Екатерина расхохоталась.
— Ладно, с чего начнем? — спросила она, убирая у него со лба спутавшуюся прядь волос. — С раскаленной решетки?
Мирович обнял ее обеими руками, прижал пылающее лицо к ее мраморной груди и дрожал.
— Не прикасайся ко мне, — снова засмеявшись, повторила она, — сегодня я хочу устроить себе испытание, я хочу быть пострашнее плети и раскаленной решетки.
Мирович взглянул на нее.
— Ты сегодня что-то задумала, — произнес он, — ты так необыкновенно красива.
— Да, — весело воскликнула она, — я хочу поймать тебя.
— Разве я не пойман еще?
— Еще не полностью.
— Ну, тогда захлопывай ловушку. Вот ты меня и получишь, — в любовном безумстве прошептал он, — делай со мной все, что захочешь.
— Глупец! Разве мне для этого нужно твое разрешение? — ответила Екатерина и так выразительно на него посмотрела, что кровь застыла у Мировича в жилах.
Он поцеловал ее пышное плечо, обнажившееся из-под соскользнувшего меха.
— Не смей целовать меня, — крикнула императрица, грубо и презрительно отталкивая его от себя ногой. — Я снова захочу любить тебя только тогда, когда ты будешь моим целиком и полностью, вещью в моих руках.
— Я уже стал ею, Катерина, — клятвенно заверил он и глаза его увлажнились. — Я жажду быть для тебя хоть чем-то: рабом, вещью, игрушкой, инструментом, делай из меня все, что пожелаешь, и выброси меня, когда я стану тебе ненужным.
Императрица почти растроганно посмотрела на него.
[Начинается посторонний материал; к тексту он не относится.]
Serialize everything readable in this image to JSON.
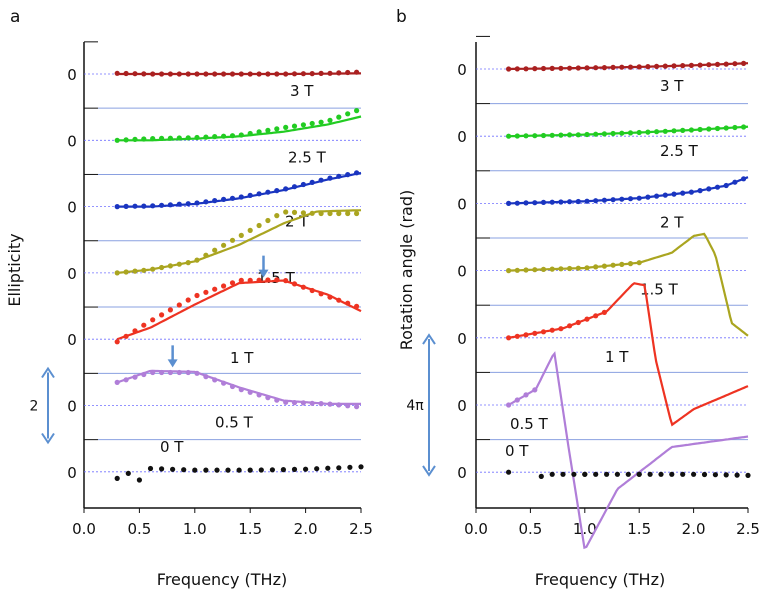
{
  "chart_data": [
    {
      "panel_label": "a",
      "type": "line",
      "xlabel": "Frequency (THz)",
      "ylabel": "Ellipticity",
      "xlim": [
        0.0,
        2.5
      ],
      "x_ticks": [
        "0.0",
        "0.5",
        "1.0",
        "1.5",
        "2.0",
        "2.5"
      ],
      "stacked_offset_labels": "0",
      "scale_bar": {
        "label": "2",
        "value": 2
      },
      "arrows": [
        {
          "x": 1.62,
          "series": "1 T"
        },
        {
          "x": 0.8,
          "series": "0.5 T"
        }
      ],
      "series": [
        {
          "name": "3 T",
          "color": "#aa2020",
          "x": [
            0.3,
            0.6,
            1.0,
            1.4,
            1.8,
            2.2,
            2.5
          ],
          "fit": [
            0.0,
            0.0,
            0.0,
            0.0,
            0.0,
            0.01,
            0.02
          ],
          "points": [
            0.02,
            0.0,
            0.0,
            0.0,
            0.0,
            0.02,
            0.06
          ]
        },
        {
          "name": "2.5 T",
          "color": "#22cc22",
          "x": [
            0.3,
            0.6,
            1.0,
            1.4,
            1.8,
            2.2,
            2.5
          ],
          "fit": [
            0.0,
            0.0,
            0.05,
            0.12,
            0.26,
            0.48,
            0.72
          ],
          "points": [
            0.0,
            0.05,
            0.08,
            0.15,
            0.38,
            0.58,
            0.95
          ]
        },
        {
          "name": "2 T",
          "color": "#1a35c0",
          "x": [
            0.3,
            0.6,
            1.0,
            1.4,
            1.8,
            2.2,
            2.5
          ],
          "fit": [
            0.0,
            0.0,
            0.08,
            0.25,
            0.5,
            0.82,
            1.02
          ],
          "points": [
            0.0,
            0.02,
            0.1,
            0.28,
            0.52,
            0.85,
            1.05
          ]
        },
        {
          "name": "1.5 T",
          "color": "#aaa520",
          "x": [
            0.3,
            0.6,
            1.0,
            1.4,
            1.8,
            2.1,
            2.5
          ],
          "fit": [
            0.0,
            0.1,
            0.35,
            0.85,
            1.5,
            1.86,
            1.9
          ],
          "points": [
            0.0,
            0.1,
            0.35,
            1.1,
            1.85,
            1.8,
            1.8
          ]
        },
        {
          "name": "1 T",
          "color": "#ee3322",
          "x": [
            0.3,
            0.6,
            1.0,
            1.4,
            1.8,
            2.2,
            2.5
          ],
          "fit": [
            0.0,
            0.35,
            1.05,
            1.7,
            1.78,
            1.35,
            0.85
          ],
          "points": [
            -0.08,
            0.55,
            1.3,
            1.78,
            1.8,
            1.3,
            0.95
          ]
        },
        {
          "name": "0.5 T",
          "color": "#b07ed8",
          "x": [
            0.3,
            0.6,
            1.0,
            1.4,
            1.8,
            2.2,
            2.5
          ],
          "fit": [
            0.7,
            1.05,
            1.02,
            0.55,
            0.15,
            0.05,
            0.05
          ],
          "points": [
            0.7,
            1.0,
            1.0,
            0.5,
            0.1,
            0.05,
            -0.05
          ]
        },
        {
          "name": "0 T",
          "color": "#111111",
          "x": [
            0.3,
            0.4,
            0.5,
            0.6,
            1.0,
            1.5,
            2.0,
            2.5
          ],
          "fit": [],
          "points": [
            -0.2,
            -0.05,
            -0.25,
            0.1,
            0.05,
            0.05,
            0.08,
            0.15
          ]
        }
      ]
    },
    {
      "panel_label": "b",
      "type": "line",
      "xlabel": "Frequency (THz)",
      "ylabel": "Rotation angle (rad)",
      "xlim": [
        0.0,
        2.5
      ],
      "x_ticks": [
        "0.0",
        "0.5",
        "1.0",
        "1.5",
        "2.0",
        "2.5"
      ],
      "stacked_offset_labels": "0",
      "scale_bar": {
        "label": "4π",
        "value": 12.566
      },
      "series": [
        {
          "name": "3 T",
          "color": "#aa2020",
          "x": [
            0.3,
            1.0,
            1.5,
            2.0,
            2.5
          ],
          "fit": [
            0.0,
            0.1,
            0.2,
            0.35,
            0.55
          ],
          "points": [
            0.0,
            0.1,
            0.2,
            0.35,
            0.55
          ]
        },
        {
          "name": "2.5 T",
          "color": "#22cc22",
          "x": [
            0.3,
            1.0,
            1.5,
            2.0,
            2.5
          ],
          "fit": [
            0.0,
            0.15,
            0.35,
            0.6,
            0.9
          ],
          "points": [
            0.0,
            0.15,
            0.35,
            0.6,
            0.9
          ]
        },
        {
          "name": "2 T",
          "color": "#1a35c0",
          "x": [
            0.3,
            1.0,
            1.5,
            2.0,
            2.3,
            2.5
          ],
          "fit": [
            0.0,
            0.2,
            0.5,
            1.1,
            1.7,
            2.5
          ],
          "points": [
            0.0,
            0.2,
            0.5,
            1.1,
            1.7,
            2.5
          ]
        },
        {
          "name": "1.5 T",
          "color": "#aaa520",
          "x": [
            0.3,
            1.0,
            1.5,
            1.8,
            2.0,
            2.1,
            2.2,
            2.35,
            2.5
          ],
          "fit": [
            0.0,
            0.25,
            0.75,
            1.7,
            3.3,
            3.5,
            1.5,
            -5.0,
            -6.2
          ],
          "points": [
            0.0,
            0.25,
            0.75
          ]
        },
        {
          "name": "1 T",
          "color": "#ee3322",
          "x": [
            0.3,
            0.8,
            1.2,
            1.45,
            1.55,
            1.65,
            1.8,
            2.0,
            2.5
          ],
          "fit": [
            0.0,
            0.9,
            2.5,
            5.2,
            5.0,
            -2.0,
            -8.3,
            -6.8,
            -4.6
          ],
          "points": [
            0.0,
            0.9,
            2.5
          ]
        },
        {
          "name": "0.5 T",
          "color": "#b07ed8",
          "x": [
            0.3,
            0.55,
            0.72,
            0.85,
            1.0,
            1.3,
            1.8,
            2.5
          ],
          "fit": [
            0.0,
            1.5,
            5.0,
            -4.0,
            -13.8,
            -8.0,
            -4.0,
            -3.0
          ],
          "points": [
            0.0,
            1.5
          ]
        },
        {
          "name": "0 T",
          "color": "#111111",
          "x": [
            0.3,
            0.6,
            1.0,
            1.5,
            2.0,
            2.5
          ],
          "fit": [],
          "points": [
            0.0,
            -0.4,
            -0.2,
            -0.2,
            -0.2,
            -0.3
          ]
        }
      ]
    }
  ]
}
Затем наклонилась и поцеловала в лоб.
— Мирович, — сказала она ласковым голосом, — если ты любишь меня, избавь меня от моей самой гнетущей заботы… от…
— Тебя одолевают заботы? — с тихой сердечностью спросил Мирович. — Так говори же, приказывай своему рабу.
— Любимый мой, я не могу спать спокойно, — она нагнулась к нему и приникла губами к самому его уху, — пока жив Иван.
— Принц Иван! — воскликнул Мирович.
— Согласно завещанию императрицы Анны он является легитимным царем. Я вынуждена сама подтвердить это. Не я свергла его с престола, это царица Елизавета вырвала его из колыбели и заточила в темницу. Там он, точно какой-нибудь зверь, рос вдали от человеческого общества. Человек с мыслями, душой и манерой выражения ребенка, этот полоумный царевич сегодня вдохновляет честолюбивые замыслы всех недовольных, всех моих недругов. Его противопоставляют мне, намереваясь с его помощью меня свергнуть.